Его пальцы, наоборот, гладили воздух. И скрепляли между собой разрезанные куски.
– Как красив язык немых, – сказал кто-то.
Электричка остановилась где-то в сумерках. Выходя, он подал ей руку. Она крепко ухватилась за неё, боясь соскользнуть.
Мы когда-нибудь перестанем об этом говорить, но не сегодня
Француженка, которая живёт на Петроградском острове и покупает на Сытном рынке букеты из листьев капусты
– Но это уже не название, а целая глава, можно уже больше ничего не писать.
– Да, но это мои букеты! А она их покупает!..

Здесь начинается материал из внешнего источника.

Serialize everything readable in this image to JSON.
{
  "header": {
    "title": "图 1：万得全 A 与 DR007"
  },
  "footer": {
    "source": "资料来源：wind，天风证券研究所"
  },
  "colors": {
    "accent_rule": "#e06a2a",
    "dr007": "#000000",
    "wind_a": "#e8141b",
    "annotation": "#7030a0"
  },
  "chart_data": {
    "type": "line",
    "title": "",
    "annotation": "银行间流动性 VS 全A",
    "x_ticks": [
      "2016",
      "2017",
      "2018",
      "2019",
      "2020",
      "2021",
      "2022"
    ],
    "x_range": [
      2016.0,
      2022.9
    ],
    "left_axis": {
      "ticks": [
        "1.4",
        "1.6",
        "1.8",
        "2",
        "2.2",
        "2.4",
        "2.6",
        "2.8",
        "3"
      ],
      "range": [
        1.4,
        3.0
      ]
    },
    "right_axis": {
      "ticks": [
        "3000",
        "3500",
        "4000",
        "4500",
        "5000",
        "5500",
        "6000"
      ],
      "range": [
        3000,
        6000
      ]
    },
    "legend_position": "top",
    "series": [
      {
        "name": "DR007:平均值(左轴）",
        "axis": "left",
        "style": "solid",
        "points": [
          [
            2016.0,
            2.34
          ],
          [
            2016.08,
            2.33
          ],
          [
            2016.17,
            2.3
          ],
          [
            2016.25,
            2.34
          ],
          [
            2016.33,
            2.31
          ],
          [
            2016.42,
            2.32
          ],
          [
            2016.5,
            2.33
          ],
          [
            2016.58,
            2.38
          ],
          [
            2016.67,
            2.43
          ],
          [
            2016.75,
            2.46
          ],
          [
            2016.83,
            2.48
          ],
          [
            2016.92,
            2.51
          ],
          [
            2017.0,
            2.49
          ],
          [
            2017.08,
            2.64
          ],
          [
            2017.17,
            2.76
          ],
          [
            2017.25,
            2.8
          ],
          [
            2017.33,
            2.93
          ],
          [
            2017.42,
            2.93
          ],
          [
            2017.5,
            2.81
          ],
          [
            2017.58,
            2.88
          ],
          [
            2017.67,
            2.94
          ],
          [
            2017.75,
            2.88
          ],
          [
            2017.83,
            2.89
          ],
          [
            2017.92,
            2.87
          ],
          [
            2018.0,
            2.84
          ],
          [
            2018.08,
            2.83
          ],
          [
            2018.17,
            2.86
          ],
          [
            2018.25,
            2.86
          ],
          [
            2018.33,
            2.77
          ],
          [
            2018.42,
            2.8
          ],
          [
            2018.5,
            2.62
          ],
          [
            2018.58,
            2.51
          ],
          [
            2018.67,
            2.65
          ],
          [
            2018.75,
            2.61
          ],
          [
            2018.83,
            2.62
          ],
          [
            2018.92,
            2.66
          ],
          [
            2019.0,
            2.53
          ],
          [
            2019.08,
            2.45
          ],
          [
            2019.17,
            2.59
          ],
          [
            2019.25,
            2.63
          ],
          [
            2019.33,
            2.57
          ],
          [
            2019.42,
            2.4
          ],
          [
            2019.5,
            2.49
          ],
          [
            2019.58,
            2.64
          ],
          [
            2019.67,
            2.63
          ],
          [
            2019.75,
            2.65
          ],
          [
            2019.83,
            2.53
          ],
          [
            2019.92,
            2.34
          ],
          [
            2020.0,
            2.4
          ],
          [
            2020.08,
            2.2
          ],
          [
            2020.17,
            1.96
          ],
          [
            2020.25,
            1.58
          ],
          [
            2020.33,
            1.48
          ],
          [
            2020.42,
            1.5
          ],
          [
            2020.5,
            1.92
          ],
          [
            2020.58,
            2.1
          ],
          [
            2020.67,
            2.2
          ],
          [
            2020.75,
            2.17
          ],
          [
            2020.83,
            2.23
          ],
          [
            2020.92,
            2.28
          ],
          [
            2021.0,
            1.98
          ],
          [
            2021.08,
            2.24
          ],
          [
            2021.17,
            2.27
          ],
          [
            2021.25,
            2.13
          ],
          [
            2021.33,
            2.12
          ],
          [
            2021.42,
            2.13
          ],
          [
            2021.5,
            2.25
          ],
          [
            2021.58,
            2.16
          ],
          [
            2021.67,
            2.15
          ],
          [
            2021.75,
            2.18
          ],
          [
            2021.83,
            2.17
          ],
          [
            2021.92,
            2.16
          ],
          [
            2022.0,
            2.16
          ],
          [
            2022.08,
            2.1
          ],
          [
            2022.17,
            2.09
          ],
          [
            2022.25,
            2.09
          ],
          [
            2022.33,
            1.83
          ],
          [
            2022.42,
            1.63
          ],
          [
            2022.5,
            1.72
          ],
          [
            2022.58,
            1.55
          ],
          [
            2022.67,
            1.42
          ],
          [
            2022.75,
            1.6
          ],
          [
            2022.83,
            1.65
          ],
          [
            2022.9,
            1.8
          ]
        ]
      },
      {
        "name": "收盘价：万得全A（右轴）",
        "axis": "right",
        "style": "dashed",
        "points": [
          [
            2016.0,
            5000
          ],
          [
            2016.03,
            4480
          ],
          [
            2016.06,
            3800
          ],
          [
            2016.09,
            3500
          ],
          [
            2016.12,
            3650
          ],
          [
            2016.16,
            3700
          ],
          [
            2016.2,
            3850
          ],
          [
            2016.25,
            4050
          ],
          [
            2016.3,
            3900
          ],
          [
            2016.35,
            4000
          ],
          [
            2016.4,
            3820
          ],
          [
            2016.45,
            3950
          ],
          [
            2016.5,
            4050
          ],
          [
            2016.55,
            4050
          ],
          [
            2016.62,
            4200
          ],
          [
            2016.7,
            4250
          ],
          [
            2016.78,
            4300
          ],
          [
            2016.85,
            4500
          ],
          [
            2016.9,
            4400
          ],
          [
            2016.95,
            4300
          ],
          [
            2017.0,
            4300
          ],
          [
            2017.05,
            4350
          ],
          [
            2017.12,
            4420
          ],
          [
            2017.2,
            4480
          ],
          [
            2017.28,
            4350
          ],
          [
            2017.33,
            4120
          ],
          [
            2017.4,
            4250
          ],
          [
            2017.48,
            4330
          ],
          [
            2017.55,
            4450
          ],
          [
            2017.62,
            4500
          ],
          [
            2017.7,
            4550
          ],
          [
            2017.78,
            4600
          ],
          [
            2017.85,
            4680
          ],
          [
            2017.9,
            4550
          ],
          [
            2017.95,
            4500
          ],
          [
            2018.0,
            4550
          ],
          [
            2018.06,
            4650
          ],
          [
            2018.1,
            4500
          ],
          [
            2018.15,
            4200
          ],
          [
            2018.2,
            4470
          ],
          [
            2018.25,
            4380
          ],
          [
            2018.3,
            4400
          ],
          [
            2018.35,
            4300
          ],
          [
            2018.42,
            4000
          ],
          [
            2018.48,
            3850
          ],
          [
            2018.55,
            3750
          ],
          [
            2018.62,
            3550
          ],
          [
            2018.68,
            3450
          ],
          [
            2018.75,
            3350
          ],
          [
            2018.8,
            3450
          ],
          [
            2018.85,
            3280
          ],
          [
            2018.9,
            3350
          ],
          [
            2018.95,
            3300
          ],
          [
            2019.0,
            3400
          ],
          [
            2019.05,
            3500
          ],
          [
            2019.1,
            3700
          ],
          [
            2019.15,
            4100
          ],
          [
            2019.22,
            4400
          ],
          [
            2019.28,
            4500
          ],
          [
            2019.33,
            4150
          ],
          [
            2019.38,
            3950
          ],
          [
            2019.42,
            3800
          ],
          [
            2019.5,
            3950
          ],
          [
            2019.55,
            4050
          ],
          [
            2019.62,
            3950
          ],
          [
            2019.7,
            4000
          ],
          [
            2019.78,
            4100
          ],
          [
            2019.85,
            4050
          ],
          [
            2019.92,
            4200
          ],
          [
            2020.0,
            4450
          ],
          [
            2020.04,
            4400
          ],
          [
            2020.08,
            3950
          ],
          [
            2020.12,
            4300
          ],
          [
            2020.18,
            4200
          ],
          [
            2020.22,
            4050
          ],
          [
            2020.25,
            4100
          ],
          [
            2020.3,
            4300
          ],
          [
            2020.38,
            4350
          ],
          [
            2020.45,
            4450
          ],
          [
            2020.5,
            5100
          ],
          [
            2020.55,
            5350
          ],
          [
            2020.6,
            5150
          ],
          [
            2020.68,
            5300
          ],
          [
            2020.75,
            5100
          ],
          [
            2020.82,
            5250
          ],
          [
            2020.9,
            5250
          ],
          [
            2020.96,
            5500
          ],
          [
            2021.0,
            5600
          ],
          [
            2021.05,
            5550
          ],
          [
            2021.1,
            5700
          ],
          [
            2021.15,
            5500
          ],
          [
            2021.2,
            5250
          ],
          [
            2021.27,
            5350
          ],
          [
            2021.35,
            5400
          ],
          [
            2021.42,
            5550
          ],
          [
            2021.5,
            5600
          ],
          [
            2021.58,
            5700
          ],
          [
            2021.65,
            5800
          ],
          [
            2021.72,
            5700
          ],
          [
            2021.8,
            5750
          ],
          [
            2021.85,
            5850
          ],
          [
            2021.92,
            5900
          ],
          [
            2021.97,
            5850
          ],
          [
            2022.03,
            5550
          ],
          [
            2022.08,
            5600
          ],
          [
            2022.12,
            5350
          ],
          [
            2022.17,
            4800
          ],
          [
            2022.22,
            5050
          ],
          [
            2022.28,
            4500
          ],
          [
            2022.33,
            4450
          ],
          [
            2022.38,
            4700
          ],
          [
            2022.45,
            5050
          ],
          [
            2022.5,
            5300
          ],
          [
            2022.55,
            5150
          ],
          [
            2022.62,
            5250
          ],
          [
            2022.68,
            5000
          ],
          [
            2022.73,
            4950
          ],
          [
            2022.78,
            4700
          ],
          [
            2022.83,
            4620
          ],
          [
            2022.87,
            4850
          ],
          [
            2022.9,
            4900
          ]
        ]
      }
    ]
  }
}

Я никогда раньше не видела таких букетов: какие-то лиловые листья декоративной капусты, чертополох, сухоцвет и снова капустные листья – бордовые, синие, фиолетовые! – красота сумасшедшая. Не знаю, почему я не купила их сразу, а зачем-то пошла покупать батоны. А когда вернулась, корзина была пуста.
– А где цветы? Здесь были цветы!..
– Их купила одна дама, – довольно сказала продавщица.
– Что, все?!
– Все! – И уважительно добавила: – Она француженка. Каждый раз покупает у меня все букеты. Говорит, во Франции таких нет.
Ага, конечно, только на вашем садовом участке «Красные зори».
Через неделю всё повторилось снова.
– А эти букеты с капустными листьями…
– Только что купила одна француженка, она говорит, что…
– Вы это уже рассказывали.
Вообще-то мы ездим на этот рынок исключительно из-за «стиляг».
– На планете Земля есть единственное место, где продают настоящий «Городской батон» – это Сытный рынок, – каждый раз говоришь ты.
В народе этот батон называют «стиляга»: потому что на вид он действительно стильный блондин из советского времени.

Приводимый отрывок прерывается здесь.